The B.A. in Business Management program at CSS also offers students a healthcare administration concentration, which is an ideal fit for adult practitioners who have not yet earned an undergraduate degree. Healthcare administrator jobs — also referred to as medical and health services managers or healthcare executives — are expected to grow at a rapid pace.
The Bureau of Labor Statistics (BLS) projects these positions will increase 20 percent by 2026, more than twice the national average.
It's also true that the need for qualified, ethical managers in all industries is expected to increase both at the corporate and nonprofit levels. For this reason, business management has landed itself among the top three majors in demand this year, according to the National Association of Colleges and Employers (NACE).
CSS prepares its business management students to ethically apply business management theories to solve real-world business problems. In fact, the application of ethics is infused throughout the entire curriculum. An important aspect of a specialized business program like this one is its emphasis on the human dimensions of business management.
If you're a working manager who is looking to advance to a more senior leadership role, someone who owns or is looking to start a small business, an entrepreneur or a professional who needs a bachelor's degree to move forward in your career, a business management program could be the right path for you.
The B.A. in Organizational Leadership program at CSS was designed with the fundamental belief that business is, at its core, about interpersonal relationships. Everything from negotiating a transaction to managing major organizational projects requires superb leadership and interpersonal skills.
Organizational leadership is an interdisciplinary field of business that studies the psychology of leadership and how it relates to and impacts organizations. Programs like this one prepare students who aim to more fully understand organizations and the behaviors of the people within them.
The level of expertise organizational leadership professionals maintain on topics like psychology, sociology, group dynamics, ethics and planned change allow them to help individuals develop their leadership capabilities. Exploring these human aspects of management, the B.A. in Organizational Leadership is ideal for students who are interested in working in human resources; managing professional training and development programs; or pursuing a career in coaching or mentoring. It can also provide a strong foundation for graduate school.
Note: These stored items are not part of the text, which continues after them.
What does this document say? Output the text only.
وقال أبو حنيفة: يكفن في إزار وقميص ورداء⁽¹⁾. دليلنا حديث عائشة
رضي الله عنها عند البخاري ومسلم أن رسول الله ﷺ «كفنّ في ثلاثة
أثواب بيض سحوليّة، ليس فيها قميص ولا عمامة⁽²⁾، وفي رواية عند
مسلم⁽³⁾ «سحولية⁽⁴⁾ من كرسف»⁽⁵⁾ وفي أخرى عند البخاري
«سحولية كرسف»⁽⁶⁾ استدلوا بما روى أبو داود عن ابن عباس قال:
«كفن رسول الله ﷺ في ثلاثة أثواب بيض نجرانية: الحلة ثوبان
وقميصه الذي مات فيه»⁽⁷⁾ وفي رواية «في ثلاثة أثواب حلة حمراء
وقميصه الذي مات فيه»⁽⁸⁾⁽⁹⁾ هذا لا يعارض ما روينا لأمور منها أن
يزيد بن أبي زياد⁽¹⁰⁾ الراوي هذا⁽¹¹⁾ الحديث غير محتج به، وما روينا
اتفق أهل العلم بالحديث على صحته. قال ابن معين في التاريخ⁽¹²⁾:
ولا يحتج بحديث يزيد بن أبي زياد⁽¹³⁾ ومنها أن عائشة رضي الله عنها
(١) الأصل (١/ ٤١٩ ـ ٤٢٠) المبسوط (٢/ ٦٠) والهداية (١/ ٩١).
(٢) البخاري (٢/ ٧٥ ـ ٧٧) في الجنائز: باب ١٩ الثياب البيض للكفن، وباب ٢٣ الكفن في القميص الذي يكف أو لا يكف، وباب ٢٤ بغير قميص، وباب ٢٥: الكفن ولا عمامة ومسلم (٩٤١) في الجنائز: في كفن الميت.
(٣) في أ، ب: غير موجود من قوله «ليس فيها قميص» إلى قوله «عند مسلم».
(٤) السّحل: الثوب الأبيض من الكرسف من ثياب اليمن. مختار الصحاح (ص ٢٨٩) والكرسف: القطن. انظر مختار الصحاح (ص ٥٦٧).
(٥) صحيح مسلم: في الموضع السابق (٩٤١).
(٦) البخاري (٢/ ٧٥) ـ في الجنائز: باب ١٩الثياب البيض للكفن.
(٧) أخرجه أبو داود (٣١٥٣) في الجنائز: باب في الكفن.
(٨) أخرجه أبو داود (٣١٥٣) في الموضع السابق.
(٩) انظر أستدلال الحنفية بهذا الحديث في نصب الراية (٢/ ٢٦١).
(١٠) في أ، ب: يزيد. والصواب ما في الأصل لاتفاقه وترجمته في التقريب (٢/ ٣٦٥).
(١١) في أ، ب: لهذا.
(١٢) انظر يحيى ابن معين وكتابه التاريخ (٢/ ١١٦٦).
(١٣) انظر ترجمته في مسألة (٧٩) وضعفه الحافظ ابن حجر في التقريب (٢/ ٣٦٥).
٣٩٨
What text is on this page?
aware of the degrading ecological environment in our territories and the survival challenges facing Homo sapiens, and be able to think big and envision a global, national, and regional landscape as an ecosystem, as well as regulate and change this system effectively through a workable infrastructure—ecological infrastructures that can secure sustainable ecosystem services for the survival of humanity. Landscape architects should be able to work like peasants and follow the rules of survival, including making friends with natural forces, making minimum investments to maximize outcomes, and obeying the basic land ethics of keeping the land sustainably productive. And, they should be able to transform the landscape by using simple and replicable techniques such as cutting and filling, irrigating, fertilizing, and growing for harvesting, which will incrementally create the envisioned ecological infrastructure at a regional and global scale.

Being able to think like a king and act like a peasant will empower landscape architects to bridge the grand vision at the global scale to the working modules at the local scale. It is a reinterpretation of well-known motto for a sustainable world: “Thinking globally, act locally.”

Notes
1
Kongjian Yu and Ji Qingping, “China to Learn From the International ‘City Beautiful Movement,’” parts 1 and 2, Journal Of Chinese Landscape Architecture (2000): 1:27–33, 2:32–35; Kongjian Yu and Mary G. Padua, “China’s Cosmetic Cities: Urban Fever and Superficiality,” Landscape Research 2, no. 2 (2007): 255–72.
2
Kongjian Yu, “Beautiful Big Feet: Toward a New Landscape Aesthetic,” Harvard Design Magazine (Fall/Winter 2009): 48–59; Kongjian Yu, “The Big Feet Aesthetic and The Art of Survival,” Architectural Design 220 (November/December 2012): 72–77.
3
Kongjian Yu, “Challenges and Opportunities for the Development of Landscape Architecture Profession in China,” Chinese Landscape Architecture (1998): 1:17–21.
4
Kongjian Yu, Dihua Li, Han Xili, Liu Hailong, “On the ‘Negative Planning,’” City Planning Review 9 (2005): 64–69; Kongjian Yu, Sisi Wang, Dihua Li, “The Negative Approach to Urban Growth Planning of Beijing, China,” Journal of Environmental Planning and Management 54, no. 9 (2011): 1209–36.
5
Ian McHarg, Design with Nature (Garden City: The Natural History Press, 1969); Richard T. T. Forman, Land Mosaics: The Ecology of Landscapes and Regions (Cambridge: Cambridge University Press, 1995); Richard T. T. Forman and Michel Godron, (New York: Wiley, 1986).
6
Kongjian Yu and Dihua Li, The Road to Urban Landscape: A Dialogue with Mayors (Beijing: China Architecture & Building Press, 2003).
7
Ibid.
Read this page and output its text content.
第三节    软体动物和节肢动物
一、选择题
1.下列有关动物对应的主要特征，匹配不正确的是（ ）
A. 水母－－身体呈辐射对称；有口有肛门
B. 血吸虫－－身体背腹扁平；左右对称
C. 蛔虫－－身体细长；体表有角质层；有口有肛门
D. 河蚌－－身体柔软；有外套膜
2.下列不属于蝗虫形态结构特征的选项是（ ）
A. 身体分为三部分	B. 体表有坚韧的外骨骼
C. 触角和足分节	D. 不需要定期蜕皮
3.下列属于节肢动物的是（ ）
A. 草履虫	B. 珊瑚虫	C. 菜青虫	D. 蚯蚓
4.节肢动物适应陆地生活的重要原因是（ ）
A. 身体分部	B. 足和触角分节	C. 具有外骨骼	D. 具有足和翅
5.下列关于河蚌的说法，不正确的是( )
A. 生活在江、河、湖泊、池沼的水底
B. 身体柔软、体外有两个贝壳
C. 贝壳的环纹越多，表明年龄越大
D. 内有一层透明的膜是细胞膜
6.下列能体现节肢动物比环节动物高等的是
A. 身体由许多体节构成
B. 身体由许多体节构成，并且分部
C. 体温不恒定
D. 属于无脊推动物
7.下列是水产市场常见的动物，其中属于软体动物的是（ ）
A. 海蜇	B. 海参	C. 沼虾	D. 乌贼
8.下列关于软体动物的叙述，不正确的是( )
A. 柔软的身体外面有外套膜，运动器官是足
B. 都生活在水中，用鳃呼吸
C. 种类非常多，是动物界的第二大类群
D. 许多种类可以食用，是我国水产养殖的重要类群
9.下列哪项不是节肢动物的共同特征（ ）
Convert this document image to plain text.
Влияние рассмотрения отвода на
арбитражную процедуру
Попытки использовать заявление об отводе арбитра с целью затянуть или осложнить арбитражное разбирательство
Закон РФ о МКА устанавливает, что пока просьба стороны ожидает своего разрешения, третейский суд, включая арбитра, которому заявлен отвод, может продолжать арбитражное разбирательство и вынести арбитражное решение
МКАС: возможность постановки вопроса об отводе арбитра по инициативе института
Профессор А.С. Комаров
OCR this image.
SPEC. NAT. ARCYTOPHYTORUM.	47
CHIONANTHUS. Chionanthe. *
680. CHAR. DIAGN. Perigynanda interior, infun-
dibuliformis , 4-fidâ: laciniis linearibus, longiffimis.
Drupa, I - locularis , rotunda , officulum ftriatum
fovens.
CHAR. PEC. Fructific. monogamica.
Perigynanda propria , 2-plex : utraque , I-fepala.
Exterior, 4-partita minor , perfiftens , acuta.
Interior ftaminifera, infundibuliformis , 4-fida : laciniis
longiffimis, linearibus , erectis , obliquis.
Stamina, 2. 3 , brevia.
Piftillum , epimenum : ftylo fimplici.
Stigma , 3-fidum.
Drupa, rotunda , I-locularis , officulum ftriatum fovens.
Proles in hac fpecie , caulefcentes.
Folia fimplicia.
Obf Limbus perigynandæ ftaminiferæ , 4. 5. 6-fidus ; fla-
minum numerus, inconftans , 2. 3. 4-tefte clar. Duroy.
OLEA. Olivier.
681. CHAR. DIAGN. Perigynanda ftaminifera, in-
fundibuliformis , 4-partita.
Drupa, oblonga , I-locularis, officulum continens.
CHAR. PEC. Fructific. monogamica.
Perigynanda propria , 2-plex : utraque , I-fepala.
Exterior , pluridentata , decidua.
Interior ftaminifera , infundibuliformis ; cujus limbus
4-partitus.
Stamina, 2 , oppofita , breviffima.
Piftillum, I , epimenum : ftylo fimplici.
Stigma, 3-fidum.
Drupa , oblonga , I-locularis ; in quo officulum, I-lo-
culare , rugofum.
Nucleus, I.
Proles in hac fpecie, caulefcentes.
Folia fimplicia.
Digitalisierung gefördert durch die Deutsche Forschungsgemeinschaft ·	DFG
This degree path could be ideal for those who are currently working in supervisory or management roles and are hoping to advance their careers. It's also a great undergraduate degree option for those who hope to pursue graduate study in a field like human resource management.
With today's organizations growing increasingly complex and evolving at a more rapid pace than ever before, organizational leaderships skills are in-demand. Students in the Organizational Leadership program at CSS can expect to master the skills needed to succeed in this sector of business with courses on topics like management ethics, organization development, team development, social psychology and human resource management.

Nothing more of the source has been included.